Fed : peut-elle décevoir les marchés ?

Asset Management - Face à la crise du coronavirus, la Réserve fédérale américaine (Fed) a procédé à des injections massives de liquidités. Cette politique accommodante rassure les marchés financiers... Au point de leur faire oublier les risques ? Les explications d'Alexandre Baradez, Responsable Analyses Marchés chez IG France.

L’action de la Réserve Fédérale (Fed) a été tellement puissante depuis le début de la crise que les marchés ont été habitués à recevoir des messages toujours plus accommodants, de la part de Jerome Powell mais également des membres du FOMC. Eliminant presque le sentiment de risque à en juger par les niveaux de volatilité actuels.

Face à la crise du Covid-19

Il faut également rappeler que les grandes manœuvres de la Fed n’ont pas commencé seulement au début de la crise sanitaire mais dès l’automne 2019. Lorsque les taux interbancaires à très court terme se sont tendus, mi-septembre, et ont dépassé 9 %, alors qu’ils évoluaient proche de 2 % les jours précédents. Pour calmer les tensions, la Fed avait commencé à injecter massivement de la liquidité et son bilan était passé de 3 750 milliards de dollars à 4 175 milliards entre septembre et janvier, soit un accroissement de 400 milliards de dollars.

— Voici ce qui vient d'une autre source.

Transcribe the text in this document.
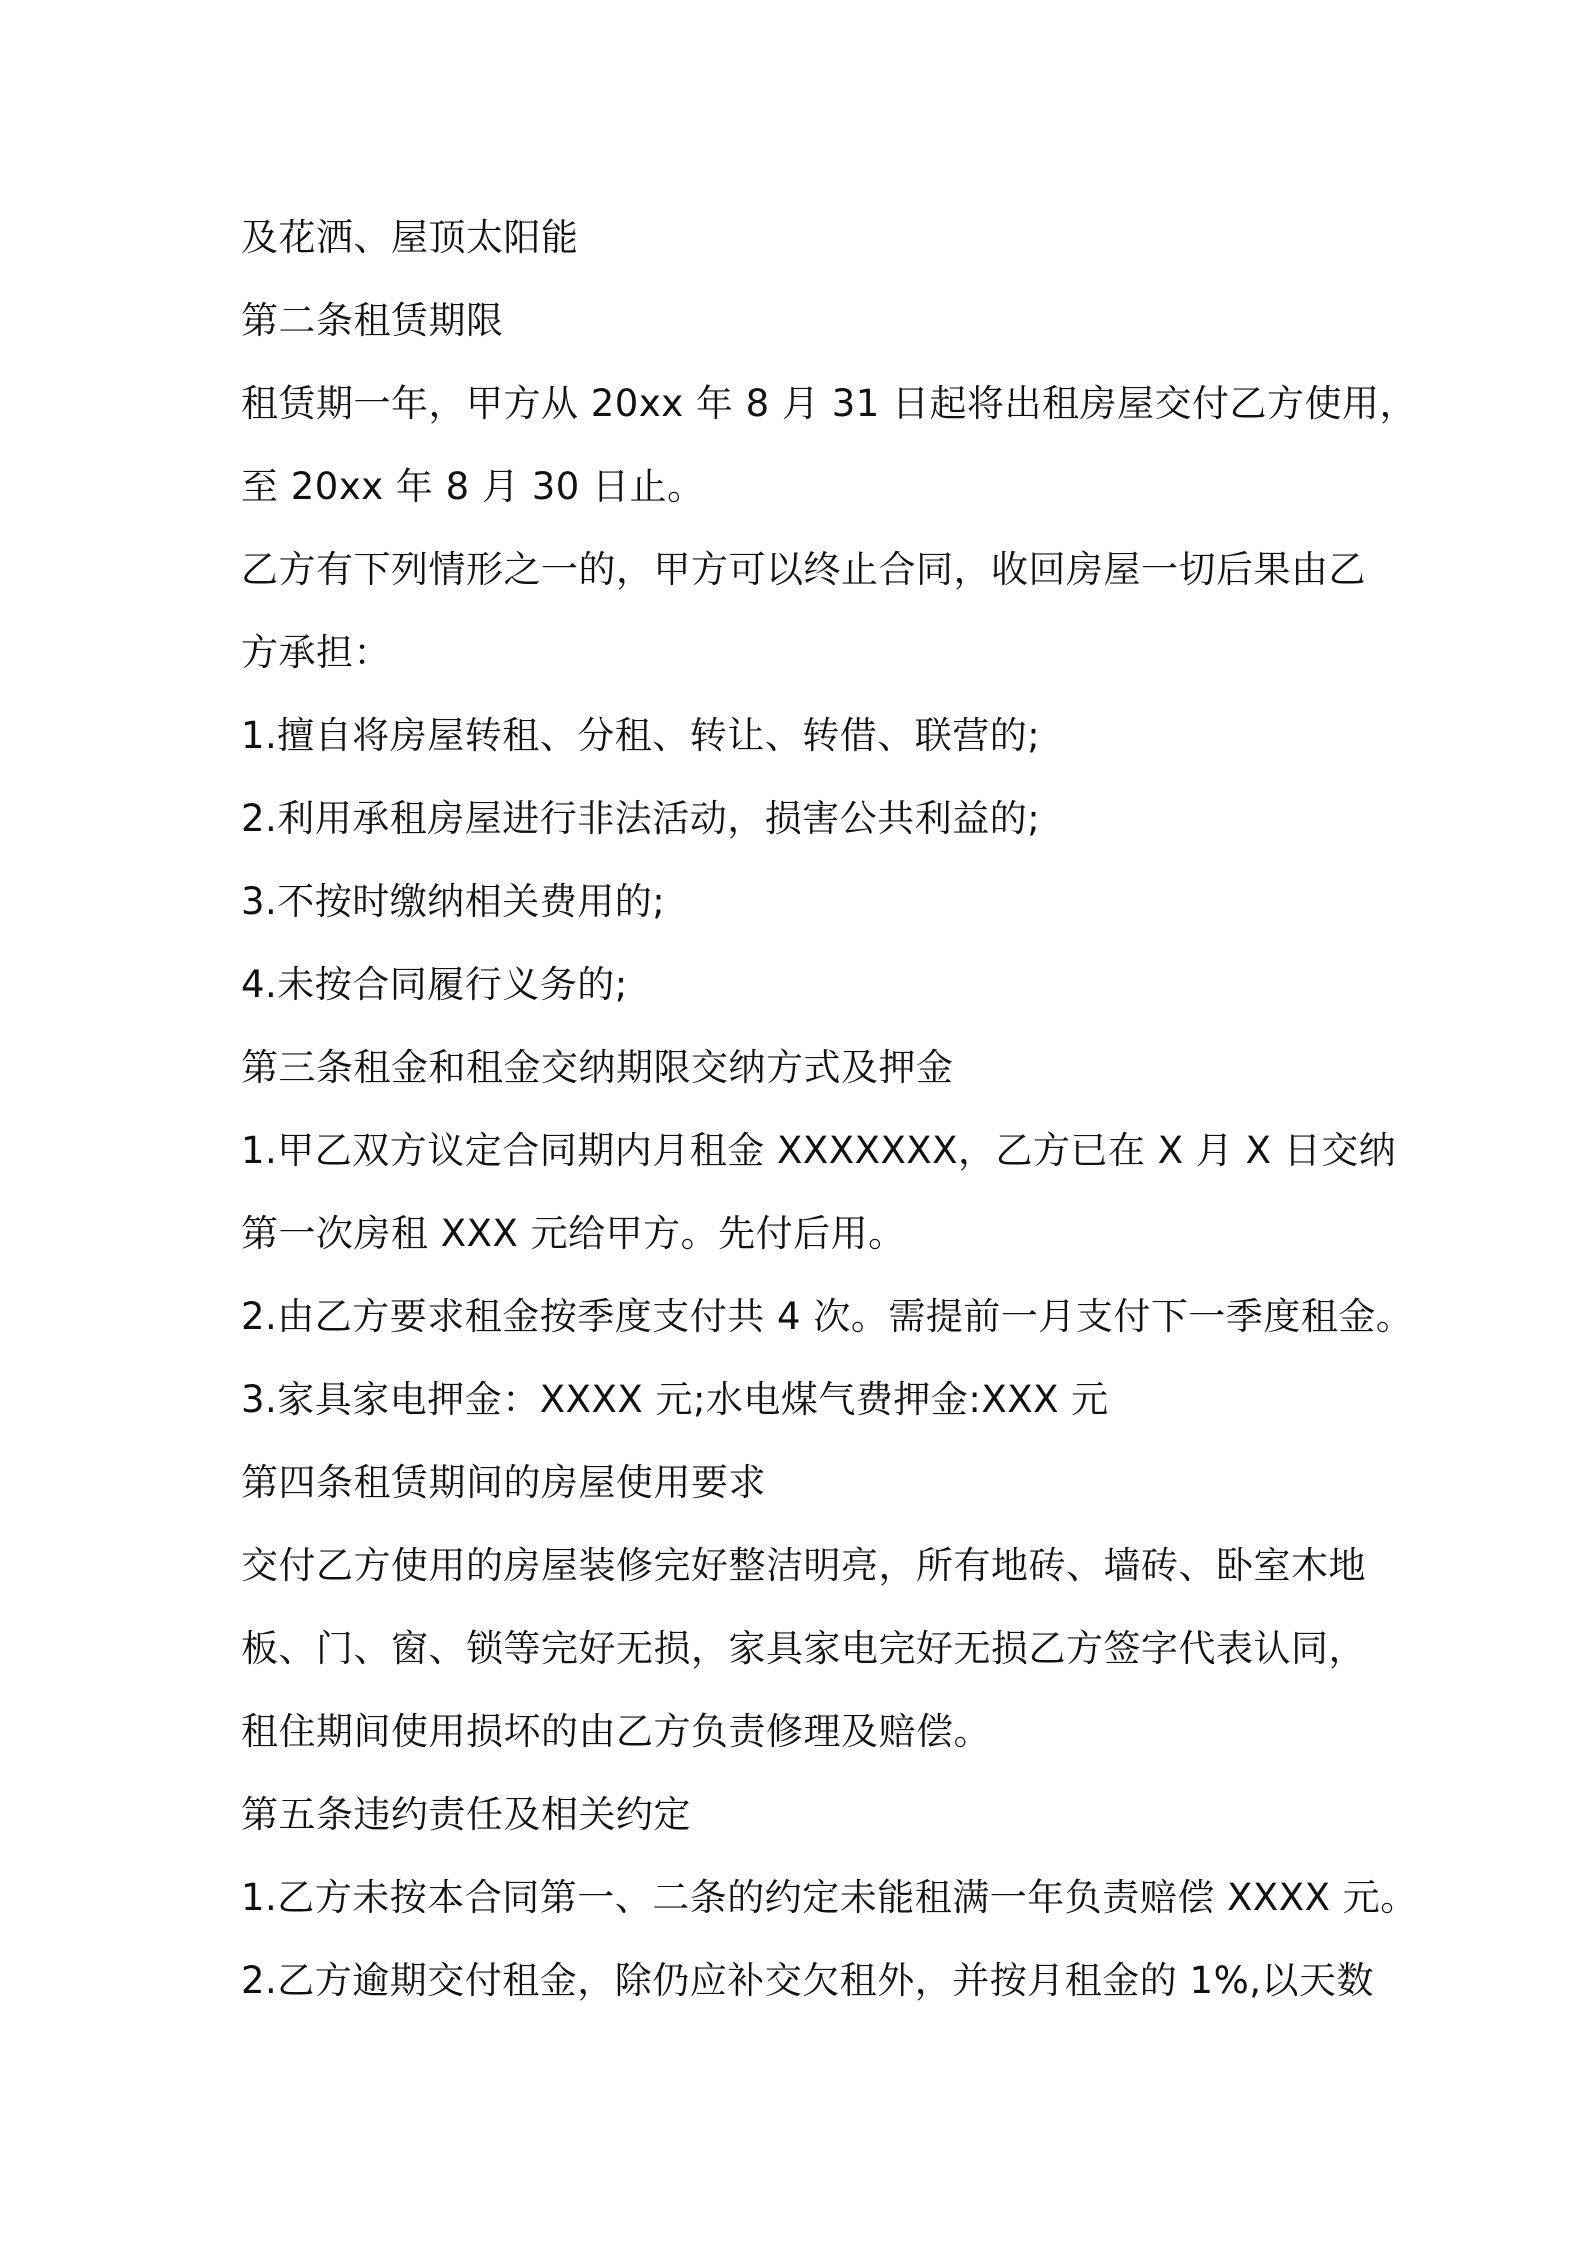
及花洒、屋顶太阳能
第二条租赁期限
租赁期一年，甲方从 20xx 年 8 月 31 日起将出租房屋交付乙方使用，
至 20xx 年 8 月 30 日止。
乙方有下列情形之一的，甲方可以终止合同，收回房屋一切后果由乙
方承担：
1.擅自将房屋转租、分租、转让、转借、联营的;
2.利用承租房屋进行非法活动，损害公共利益的;
3.不按时缴纳相关费用的;
4.未按合同履行义务的;
第三条租金和租金交纳期限交纳方式及押金
1.甲乙双方议定合同期内月租金 XXXXXXX，乙方已在 X 月 X 日交纳
第一次房租 XXX 元给甲方。先付后用。
2.由乙方要求租金按季度支付共 4 次。需提前一月支付下一季度租金。
3.家具家电押金：XXXX 元;水电煤气费押金:XXX 元
第四条租赁期间的房屋使用要求
交付乙方使用的房屋装修完好整洁明亮，所有地砖、墙砖、卧室木地
板、门、窗、锁等完好无损，家具家电完好无损乙方签字代表认同，
租住期间使用损坏的由乙方负责修理及赔偿。
第五条违约责任及相关约定
1.乙方未按本合同第一、二条的约定未能租满一年负责赔偿 XXXX 元。
2.乙方逾期交付租金，除仍应补交欠租外，并按月租金的 1%,以天数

Et les marchés actions avaient déjà apprécié ces opérations, en parallèle d’une détente sur le front des négociations commerciales entre les Etats-Unis et la Chine, avec de nouveaux records historiques à la clé pour les indices américains. Puis le Covid-19 est apparu, provoquant l’entrée en récession de l’économie mondiale et l’intervention musclée des principales banques centrales de la planète. Mais la Réserve Fédérale est allée très loin, très rapidement.

Son bilan a grossi de 3 000 milliards de dollars en trois mois seulement, soit une progression de plus de 70 %, loin devant la Banque Centrale Européenne (BCE) dont le bilan n’a progressé « que » de 22 % depuis le début de la crise. Bons du Trésor, titres de crédits hypothécaires et même obligations d’entreprises « high yield » depuis quelques semaines, étape que la BCE n’a pas encore franchie.

Risques de déception

La Fed a décidé début avril d’ajouter à sa liste d’achat d’actifs des ETF d’obligations d’entreprises en catégorie « spéculative », pour éviter que les entreprises américaines dont la note a été dégradée à cause du Covid-19 ne subissent un impact trop important par le passage de la catégorie « investissement » à la catégorie « spéculative ».

Même si les volumes d’achats d’ETF ne dépassent pas quelques milliards de dollars à ce stade (relativement peu par rapport à la taille du marché), l’effet psychologique a été très important. Qui voudrait prendre le risque de se « battre » contre la Fed ?

Mais nous pouvons toutefois considérer que toutes ces mesures sont déjà bien intégrées dans les cours actuels : que ce soit le cours des obligations, des actions et même des matières premières. Il est possible que la Fed n’annonce rien de réellement nouveau ce mercredi 10 juin au soir avec un risque de « déception » potentielle pour les marchés.

Une pause et ça repart ?

Une pause, c’est par exemple déjà le cas en ce qui concerne les plans de relance économiques aux Etats-Unis : l’administration Trump a indiqué qu’il fallait déjà mesurer l’impact sur l’économie de toutes les mesures prises avant d’aller plus loin, même s’il est très probable qu’un nouveau volet de stimulation budgétaire voie le jour, à quelques mois de l’élection présidentielle. La Fed elle, pourrait ne pas se précipiter pour annoncer de nouvelles mesures étant donné la trajectoire verticale des indices ces dernières semaines.

Pourquoi mettre en place de nouveaux instruments de politique monétaire alors que le S&P 500 évolue à moins de 6 % de son sommet historique et que le Nasdaq vient de marquer un nouveau record ? Jerome Powell mettra sûrement à nouveau la pression sur le Congrès pour le vote de nouvelles mesures de soutien, mais sans forcément annoncer grand-chose de nouveau du côté de la Fed, qui devrait également mettre à jours ses prévisions économiques, ce qu’elle n’avait pas pu faire en mars.